Langkah Direktur Asia Human Right Watch (HRW) Brad Adams, yang berkirim surat kepada Kapolri Jenderal Tito Karnavian tentang perlakuan diskriminasi terhadap kelompok LGBT (Republika.co.id, 02 Juni 2017) menarik untuk disikapi secara kritis. Dalam suratnya HRW menyebut, “kekhawatiran kami atas langkah kepolisian Indonesia terhadap kelompok lesbian, gay, biseksual dan transgender (LGBT) yang diskriminatif dan merusak hak fundamental pribadi.” Sebagai bentuk protes atas langkah kasus penggerebakan kaum gay di Jakarta dan Surabaya.   

Protes lembaga tersebut dapat dinyatakan sebagai bentuk perlindungan yang sangat kuat atas kehadiran kaum gay sebagai realitas sosial di Indonesia. Sebuah realitas yang menjadi fenomena puncak gunung es di negeri berpenduduk mayoritas Muslim terbesar di dunia.

Realitas “ortodoks” yang disebut menyimpang di zaman nabi Luth yang kini tumbuh dan berulang kembali. Melalui teori imitasi (imitation theory) kita dapat membaca realitas tersebut lebih kritis. Mendasarkan teori imitasi, lahirnya kaum homo sebagai fenomena peniruan atas realitas menyimpang yang terjadi sebelumnya meskipun semua ajaran agama di dunia melarang perbuatan seks bebas sesama jenis.

  

Dalam konteks teori ini, manusia secara alamiah melakukan perilaku berdasarkan realitas yang disaksikan, dipikirkan, dan ditirukan setiap harinya. Realitas kejahatan seksual yang mendominasi pikirannya dapat membangkitkan ekspresi dirinya untuk berbuat serupa dalam saat dan kondisi tertentu. Tidak hanya realitas kehidupan nyata, realitas tampilan media dapat juga menjadi inspirasi seseorang untuk meniru (imitasi) apa yang diserap dalam benaknya.

Sejumlah kasus pesta seks kaum gay yang diungkapkan Republika.co.id (klik #pesta seks gaya) menjadi salah satu bukti empiris bahwa kejahatan seperti itu terjadi melalui proses komunikasi yang berlangsung lama untuk menjadi sebuah “tindakan” imitasi.

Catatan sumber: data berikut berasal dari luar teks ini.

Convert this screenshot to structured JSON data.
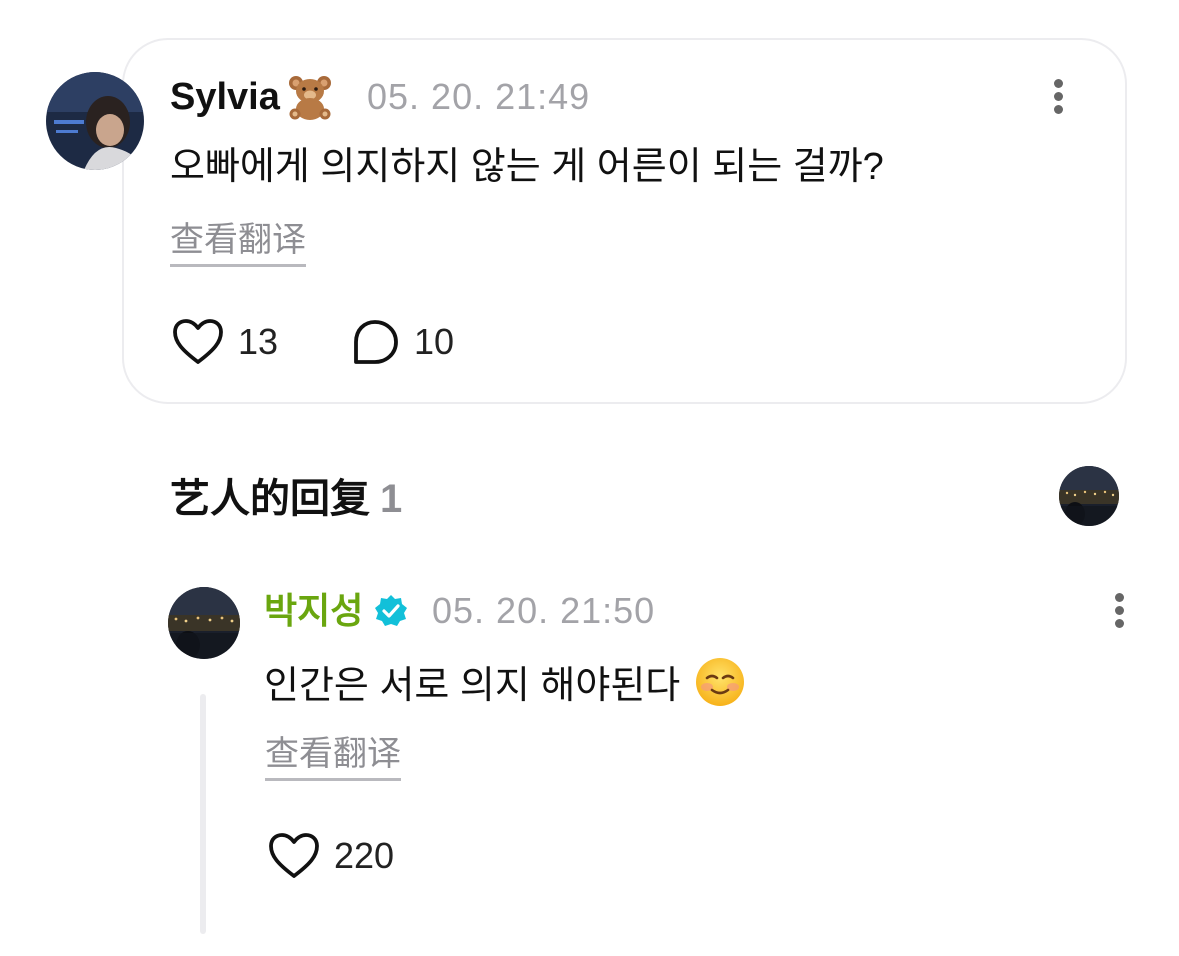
{
  "comment": {
    "author": "Sylvia",
    "author_emoji": "teddy-bear",
    "timestamp": "05. 20. 21:49",
    "text": "오빠에게 의지하지 않는 게 어른이 되는 걸까?",
    "translate_label": "查看翻译",
    "likes": "13",
    "replies": "10"
  },
  "artist_replies": {
    "title": "艺人的回复",
    "count": "1"
  },
  "reply": {
    "author": "박지성",
    "verified": true,
    "timestamp": "05. 20. 21:50",
    "text": "인간은 서로 의지 해야된다",
    "text_emoji": "smiling-face",
    "translate_label": "查看翻译",
    "likes": "220"
  },
  "colors": {
    "artist_name": "#6aa60f",
    "verified_badge": "#12c0d9",
    "muted": "#a3a3a8",
    "card_border": "#ececef"
  }
}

Mulai dari sisi ide (gagasan, pemikiran), modus operandi, tempat operasi, hingga jaringan komunikasi terhadap khalayak (sasaran komunitas) mengalami metamorfosis sedemikian rupa.

  

Marakanya perilaku seks menyimpang yang dilakukan kaum lesbian, gay, biseksual, dan transgender (LGBT) berdasarkan teori imitasi tersebut tidak serta merta terjadi dengan sendirinya. Adanya realitas ideologi kebebasan seksual yang terlahir dari paradigma sekularisme (pemisahan agama dari kehidupan) di sekitar mereka yang setiap hari dicermati, dirasakan, pada perkembangannya dapat ditiru sebagai sebuah pilihan tindakan.

Berbagai argumentasi bagi penganut kebebasan seksual ini beragam; mulai dari ekspresi kebebasan berperilaku (termasuk pilihan jenis pemenuhan hasrat seksualitas), hak asasi manusia, hingga rasionalitas kebebasan berpendapat dalam mengampanyekan hak-hak mereka sebagai manusia. Atas dasar inilah, perkembangan perilaku seksual kaum homo ini terus mengalami evolusi atas nama imitasi dari generasi ke generasi. Sejak Nabi Luth hingga era modern seperti sekarang ini.

Realitas simbolik homoseksual

Fenomena berlimpahnya paham kebebasan seksual sesama jenis yang berkembang selama ini, melalui berbagai media komunikasi, telah memenuhi ruang otak masyarakat Indonesia. Sebagai pesan komunikasi, pertarungan makna---antara perilaku homoseksual dan tindakan seks beda jenis yang wajar---terus terjadi dalam ruang publik. Pesan-pesan simbolik berupa gaya seks kaum homo dan penyebarluasannya melalui beragam media komunikasi dapat mempengaruhi pemikiran dan tindakan orang lain.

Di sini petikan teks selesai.